According to a June 2011 Straits Times report, lead independent director Keith Tay had said: “The special payment of S$675,860 was paid to Mr Lim for the extra time he had to spend on management oversight for the period of July 2010 to March 2011 . . . Mr Lim was needed to help the management team navigate a number of key initiatives.”

Disclosure issues

The other problem SingPost is expected to solve is an array of unanswered questions about its corporate governance – specifically, its lack of proper disclosures – and Mr Tay happens to be right at the centre of that.

Notably, this is not the first time SingPost has faced issues with disclosing conflicts of interest. Nearly a decade ago, Tommie Goh stepped down from the board after an embarrassing disclosure lapse on his part, linked to SingPost’s planned acquisition of Accord Customer Care Solutions that was later scrapped.

This time round, all eyes will be on the scope of SingPost’s upcoming corporate governance special audit, which it has yet to publicly specify. The scope is crucial – market watchers have pointed out that it will likely influence the perceived independence of the audit.

Oversight

On Dec 23, Mr Tay made a request to Mr Lim for special auditors to investigate certain “issues” that SingPost did not spell out in its statement. The day before that, the group admitted that it had not properly disclosed Mr Tay’s conflict of interest in its 2014 acquisition of freight forwarder FS Mackenzie, citing “administrative oversight”. Mr Tay, who like Mr Lim has been on SingPost’s board since 1998, is a director and shareholder of Stirling Coleman Capital, which SingPost said had been the “arranger” for its FS Mackenzie deal.

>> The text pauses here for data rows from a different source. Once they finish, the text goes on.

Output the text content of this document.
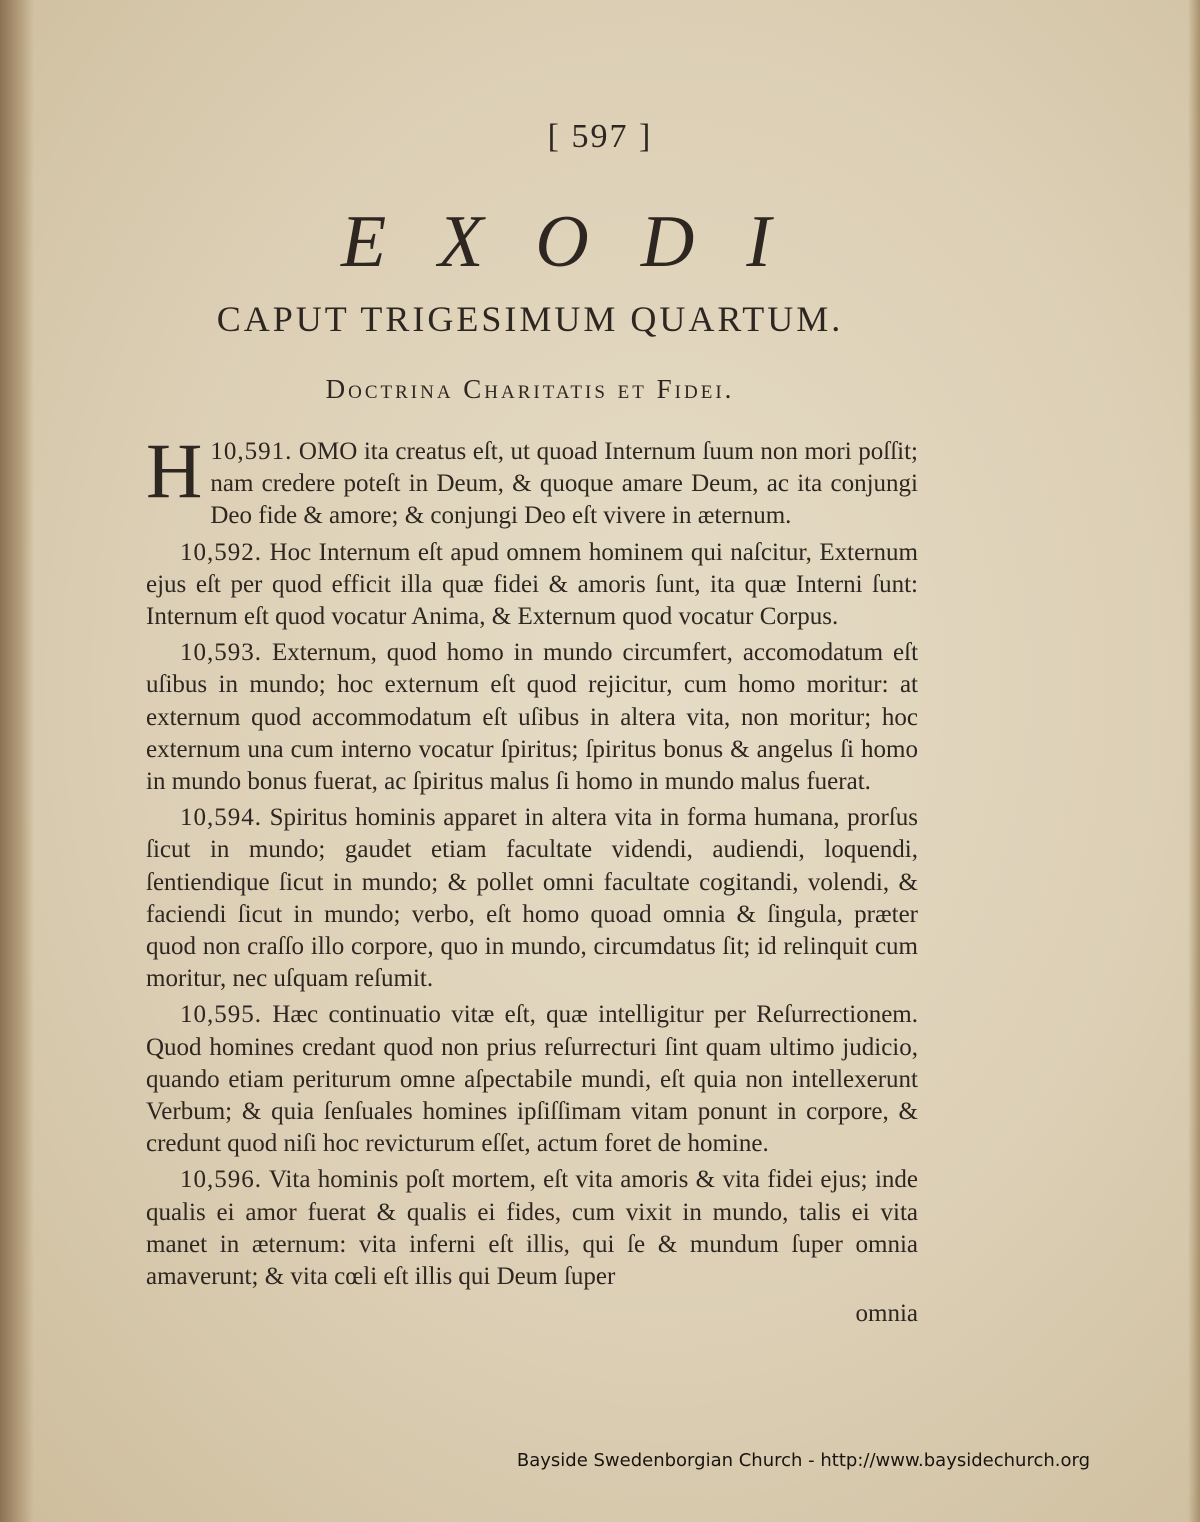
[ 597 ]
EXODI
CAPUT TRIGESIMUM QUARTUM.
Doctrina Charitatis et Fidei.

10,591.
H	OMO ita creatus eſt, ut quoad Internum ſuum non mori poſſit; nam credere poteſt in Deum, & quoque amare Deum, ac ita conjungi Deo fide & amore; & conjungi Deo eſt vivere in æternum.

10,592. Hoc Internum eſt apud omnem hominem qui naſcitur, Externum ejus eſt per quod efficit illa quæ fidei & amoris ſunt, ita quæ Interni ſunt: Internum eſt quod vocatur Anima, & Externum quod vocatur Corpus.

10,593. Externum, quod homo in mundo circumfert, accomodatum eſt uſibus in mundo; hoc externum eſt quod rejicitur, cum homo moritur: at externum quod accommodatum eſt uſibus in altera vita, non moritur; hoc externum una cum interno vocatur ſpiritus; ſpiritus bonus & angelus ſi homo in mundo bonus fuerat, ac ſpiritus malus ſi homo in mundo malus fuerat.

10,594. Spiritus hominis apparet in altera vita in forma humana, prorſus ſicut in mundo; gaudet etiam facultate videndi, audiendi, loquendi, ſentiendique ſicut in mundo; & pollet omni facultate cogitandi, volendi, & faciendi ſicut in mundo; verbo, eſt homo quoad omnia & ſingula, præter quod non craſſo illo corpore, quo in mundo, circumdatus ſit; id relinquit cum moritur, nec uſquam reſumit.

10,595. Hæc continuatio vitæ eſt, quæ intelligitur per Reſurrectionem. Quod homines credant quod non prius reſurrecturi ſint quam ultimo judicio, quando etiam periturum omne aſpectabile mundi, eſt quia non intellexerunt Verbum; & quia ſenſuales homines ipſiſſimam vitam ponunt in corpore, & credunt quod niſi hoc revicturum eſſet, actum foret de homine.

10,596. Vita hominis poſt mortem, eſt vita amoris & vita fidei ejus; inde qualis ei amor fuerat & qualis ei fides, cum vixit in mundo, talis ei vita manet in æternum: vita inferni eſt illis, qui ſe & mundum ſuper omnia amaverunt; & vita cœli eſt illis qui Deum ſuper

omnia
Bayside Swedenborgian Church - http://www.baysidechurch.org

Though SingPost only mentioned the FS Mackenzie deal in its bourse filing, another more recent deal is worth looking at too: its purchase of a stake in Famous Pacific Shipping (NZ) in January 2015, for which Stirling Coleman had indicated on its website that it was the “financial adviser to seller”.

Did Mr Tay declare his interest in the Famous Pacific deal and abstain from voting on it? A SingPost spokesaman told BT that Mr Tay had abstained. In that case, why was Mr Tay’s conflict of interest not disclosed in SingPost’s SGX filing on the deal? So far, SingPost has been silent on that front. This is one of the pressing questions that market observers will be hoping the upcoming special audit can shed some light on.

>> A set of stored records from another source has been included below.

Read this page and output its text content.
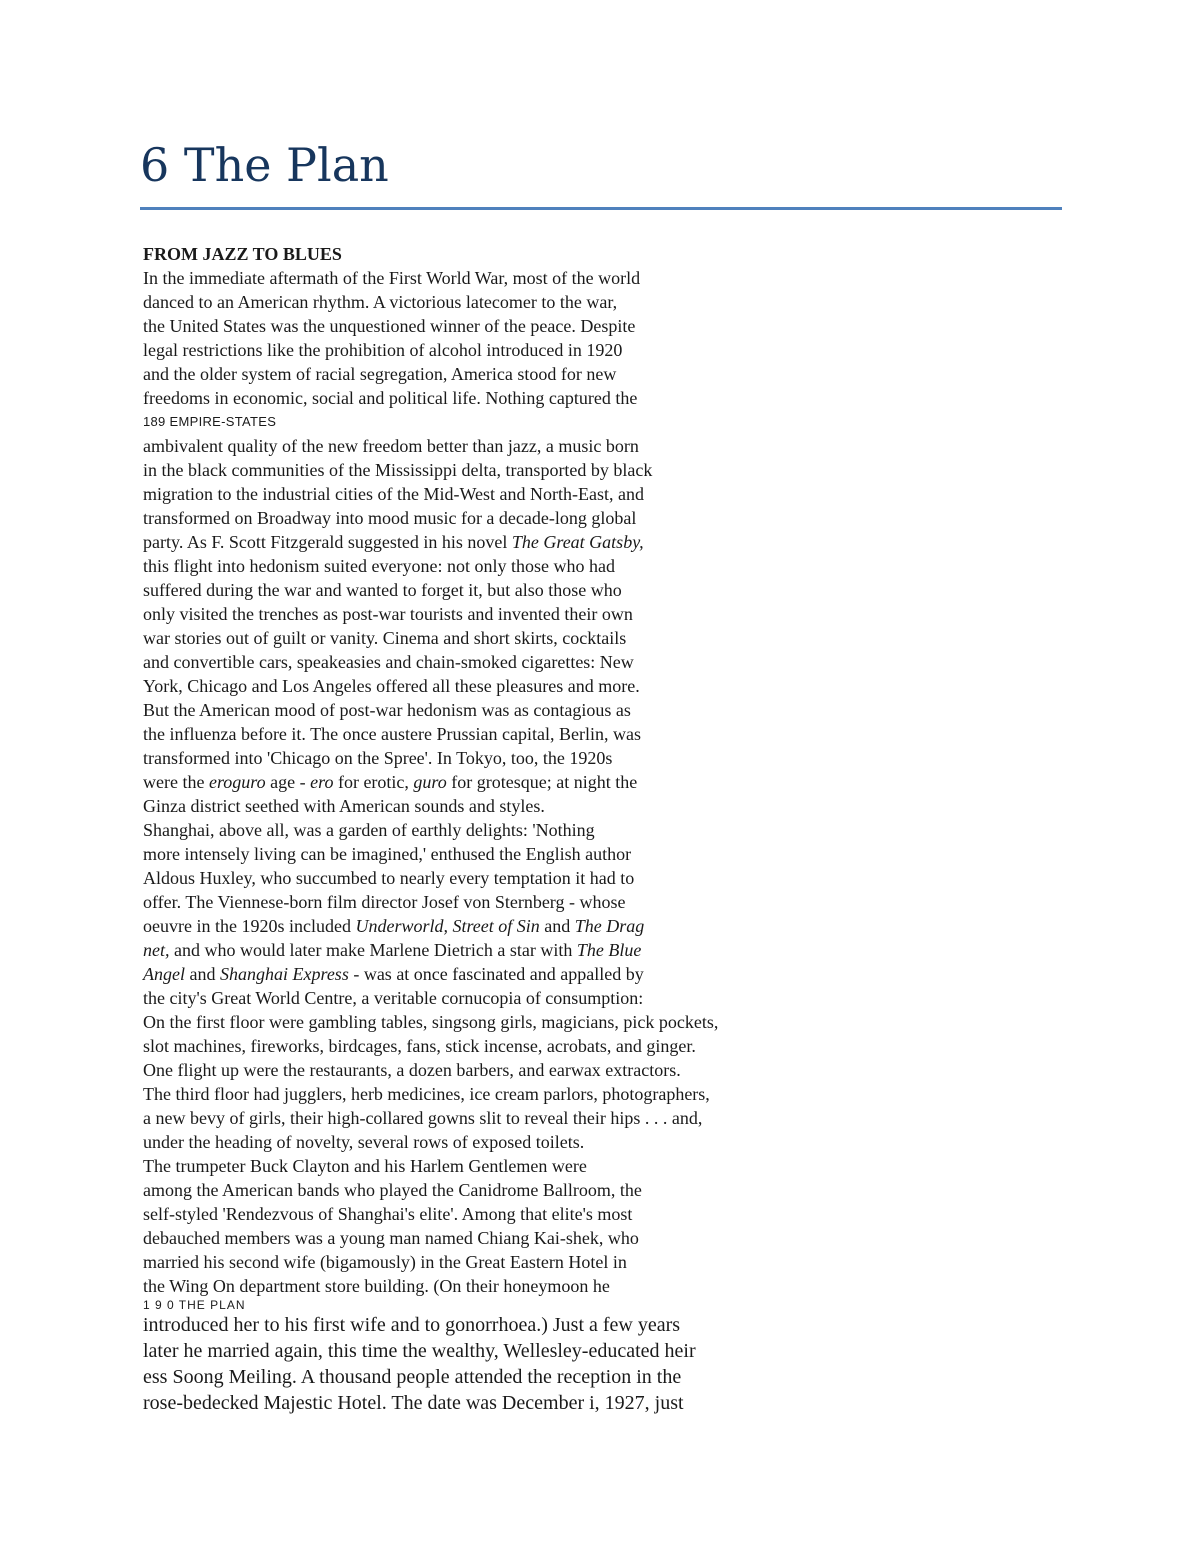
6 The Plan
FROM JAZZ TO BLUES
In the immediate aftermath of the First World War, most of the world
danced to an American rhythm. A victorious latecomer to the war,
the United States was the unquestioned winner of the peace. Despite
legal restrictions like the prohibition of alcohol introduced in 1920
and the older system of racial segregation, America stood for new
freedoms in economic, social and political life. Nothing captured the
189 EMPIRE-STATES
ambivalent quality of the new freedom better than jazz, a music born
in the black communities of the Mississippi delta, transported by black
migration to the industrial cities of the Mid-West and North-East, and
transformed on Broadway into mood music for a decade-long global
party. As F. Scott Fitzgerald suggested in his novel The Great Gatsby,
this flight into hedonism suited everyone: not only those who had
suffered during the war and wanted to forget it, but also those who
only visited the trenches as post-war tourists and invented their own
war stories out of guilt or vanity. Cinema and short skirts, cocktails
and convertible cars, speakeasies and chain-smoked cigarettes: New
York, Chicago and Los Angeles offered all these pleasures and more.
But the American mood of post-war hedonism was as contagious as
the influenza before it. The once austere Prussian capital, Berlin, was
transformed into 'Chicago on the Spree'. In Tokyo, too, the 1920s
were the eroguro age - ero for erotic, guro for grotesque; at night the
Ginza district seethed with American sounds and styles.
Shanghai, above all, was a garden of earthly delights: 'Nothing
more intensely living can be imagined,' enthused the English author
Aldous Huxley, who succumbed to nearly every temptation it had to
offer. The Viennese-born film director Josef von Sternberg - whose
oeuvre in the 1920s included Underworld, Street of Sin and The Drag
net, and who would later make Marlene Dietrich a star with The Blue
Angel and Shanghai Express - was at once fascinated and appalled by
the city's Great World Centre, a veritable cornucopia of consumption:
On the first floor were gambling tables, singsong girls, magicians, pick pockets,
slot machines, fireworks, birdcages, fans, stick incense, acrobats, and ginger.
One flight up were the restaurants, a dozen barbers, and earwax extractors.
The third floor had jugglers, herb medicines, ice cream parlors, photographers,
a new bevy of girls, their high-collared gowns slit to reveal their hips . . . and,
under the heading of novelty, several rows of exposed toilets.
The trumpeter Buck Clayton and his Harlem Gentlemen were
among the American bands who played the Canidrome Ballroom, the
self-styled 'Rendezvous of Shanghai's elite'. Among that elite's most
debauched members was a young man named Chiang Kai-shek, who
married his second wife (bigamously) in the Great Eastern Hotel in
the Wing On department store building. (On their honeymoon he
1 9 0 THE PLAN
introduced her to his first wife and to gonorrhoea.) Just a few years
later he married again, this time the wealthy, Wellesley-educated heir
ess Soong Meiling. A thousand people attended the reception in the
rose-bedecked Majestic Hotel. The date was December i, 1927, just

The group’s recent admission of disclosure failure may remind some observers of what transpired with ACCS 10 years ago. SingPost had announced its intention to invest in ACCS in early March 2005, after ACCS shocked the market by saying that it had lost almost all its Nokia contracts, had overstated its earnings, and was under CAD investigation.

Soon after, the deal came under intense scrutiny when it was disclosed that three SingPost directors – Mr Goh, Mr Lim and Tan Yam Pin – held stakes in ACCS.

Mr Goh, who had failed to disclose his substantial stake in ACCS, blamed “inadvertence”. Mr Lim revealed that he had bought shares in ACCS after it announced the Nokia contract losses, and that he stopped buying just days before talks on the planned investment started.

A bombshell came when SingPost and Mr Lim said in late March 2005 that they were helping in a CAD probe, triggering speculation that this was linked to Mr Lim’s purchase of ACCS stock. However, this was not confirmed. The CAD cleared Mr Lim of any wrongdoing a few months later, in October 2005.

Time will tell what the upcoming special audit will uncover.

Closely watched

To its credit, the Singapore Exchange, as the frontline regulator, has made it clear that it was keeping an eye on what happens at SingPost, a prominent company that counts Singtel as its single largest shareholder. It said earlier this week that it was reviewing the matter and would assess the group’s compliance with listing rules after the special audit report is out.

The latest developments – and it seems a great pity – come just as SingPost is capturing the market’s imagination as a transformation play. For regulators, shareholders and indeed staffers, how the board and management act in the coming months will be closely watched, and nothing short of an assuring and convincing outcome will be demanded.